The six goals required to submit a proposal that reflects what it will take to win
You must succeed at each of these goals to achieve a high win rate
Unless your company sells a commodity, there can be great variations in the proposal process for every pursuit. It can be better to think of your proposal process as a series of goals than as a series of steps. It is not a procedure to be followed, it is a series of things to be achieved, with flexibility regarding how they are accomplished. Achieving the goals matters far more than the procedures used. Here are the six goals we use to drive everything we do, with links to the relevant portions of the MustWin Process that help people achieve them.
1. Discover what it will take to win
You can't build a proposal around what it will take to win if you do not know what that is. Discovering what it will take to win informs what you should offer and what quality criteria you should use to guide and assess your proposal. Within the MustWin Process, we use Readiness Reviews to reliably ensure all bids are pursued with an information advantage. Your understanding of what it will take to win is necessary to achieve the next two goals.
2. Design the offering based on what it will take to win
Engineering by writing about it is a mistake. Before it becomes tangled up with writing, you should figure out at a high level what to offer in your proposal and do it with enough detail that you will not change your mind about what you are offering later. This means, for example, being confident that you can price it competitively, but not necessarily knowing all of your costs in detail. Your high-level offering design will become an input that is vitally needed for the next goal to succeed.
3. Prepare a plan for the proposal content that defines quality and integrates everything related to what it will take to win
There are too many ingredients that go into great proposal writing for you to be able to write a winning proposal just with what you have in your head when you sit down at the keyboard. This is exponentially true for proposals with multiple subject matter experts and writers involved. Proposal writing should start by figuring out what should go into the proposal in the form of a Proposal Content Plan that does double duty as a definition for proposal quality and a tool proposal reviewers can use to validate the quality of the proposal.
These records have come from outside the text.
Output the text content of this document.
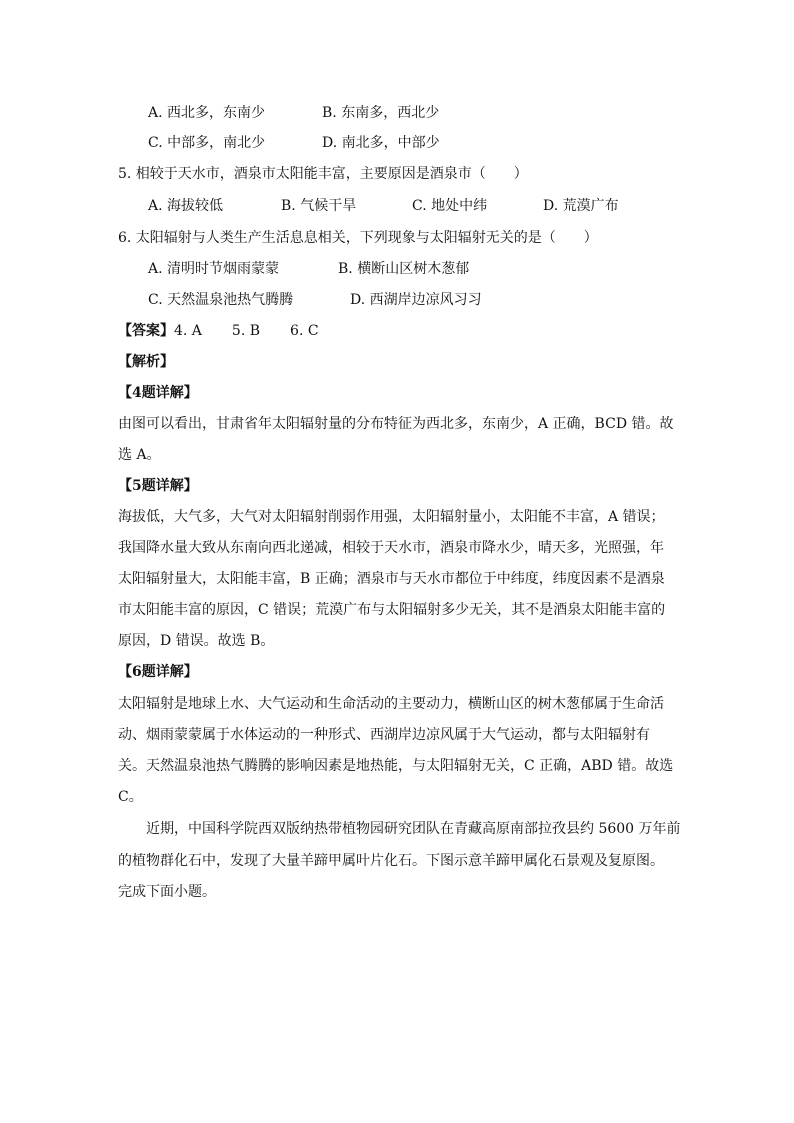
A. 西北多，东南少	B. 东南多，西北少
C. 中部多，南北少	D. 南北多，中部少
5. 相较于天水市，酒泉市太阳能丰富，主要原因是酒泉市（　　）
A. 海拔较低	B. 气候干旱	C. 地处中纬	D. 荒漠广布
6. 太阳辐射与人类生产生活息息相关，下列现象与太阳辐射无关的是（　　）
A. 清明时节烟雨蒙蒙	B. 横断山区树木葱郁
C. 天然温泉池热气腾腾	D. 西湖岸边凉风习习
【答案】4. A 5. B 6. C
【解析】
【4题详解】
由图可以看出，甘肃省年太阳辐射量的分布特征为西北多，东南少，A 正确，BCD 错。故
选 A。
【5题详解】
海拔低，大气多，大气对太阳辐射削弱作用强，太阳辐射量小，太阳能不丰富，A 错误；
我国降水量大致从东南向西北递减，相较于天水市，酒泉市降水少，晴天多，光照强，年
太阳辐射量大，太阳能丰富，B 正确；酒泉市与天水市都位于中纬度，纬度因素不是酒泉
市太阳能丰富的原因，C 错误；荒漠广布与太阳辐射多少无关，其不是酒泉太阳能丰富的
原因，D 错误。故选 B。
【6题详解】
太阳辐射是地球上水、大气运动和生命活动的主要动力，横断山区的树木葱郁属于生命活
动、烟雨蒙蒙属于水体运动的一种形式、西湖岸边凉风属于大气运动，都与太阳辐射有
关。天然温泉池热气腾腾的影响因素是地热能，与太阳辐射无关，C 正确，ABD 错。故选
C。
　　近期，中国科学院西双版纳热带植物园研究团队在青藏高原南部拉孜县约 5600 万年前
的植物群化石中，发现了大量羊蹄甲属叶片化石。下图示意羊蹄甲属化石景观及复原图。
完成下面小题。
Proposal success depends on achieving this goal.
4. Write to fulfill the instructions and quality criteria in the Proposal Content Plan
Proposal writing is not a creative act without structure. It is not about discovering the magic words that will hypnotize the customer into accepting your proposal. Proposal writing is about fulfilling what it will take to win. If you discovered it in the first goal, prepared an offering based on it in the second goal, and used it to plan the writing of every section in the third goal, then proposal writing becomes about fulfilling your Proposal Content Plan and not just conceptualizing the proposal. Proposal writing becomes a process of elimination by incorporating all of the instructions and ingredients identified in your Proposal Content Plan and writing to fulfill your quality criteria. Instead of thinking about it as purely creative, try thinking about proposal writing as being like cooking.
5. Validate that the draft reflects the quality criteria
Proposal reviews should be more than just a meeting where wise people share their opinions. Proposal quality should be validated for proposal reviews to be consistently effective. All four prior goals must be successful for proposal quality validation to be achieved.
6. Produce a final copy without any defects for an on-time submission
Completing the proposal is always more difficult than it appears like it should be. This is because it comes at the end, and is impacted by the cumulative effect of schedule delays and issues that arise. This can turn the simple acts of not introducing any defects in the final formatting, production, and assembly and not running out of time into monumental challenges.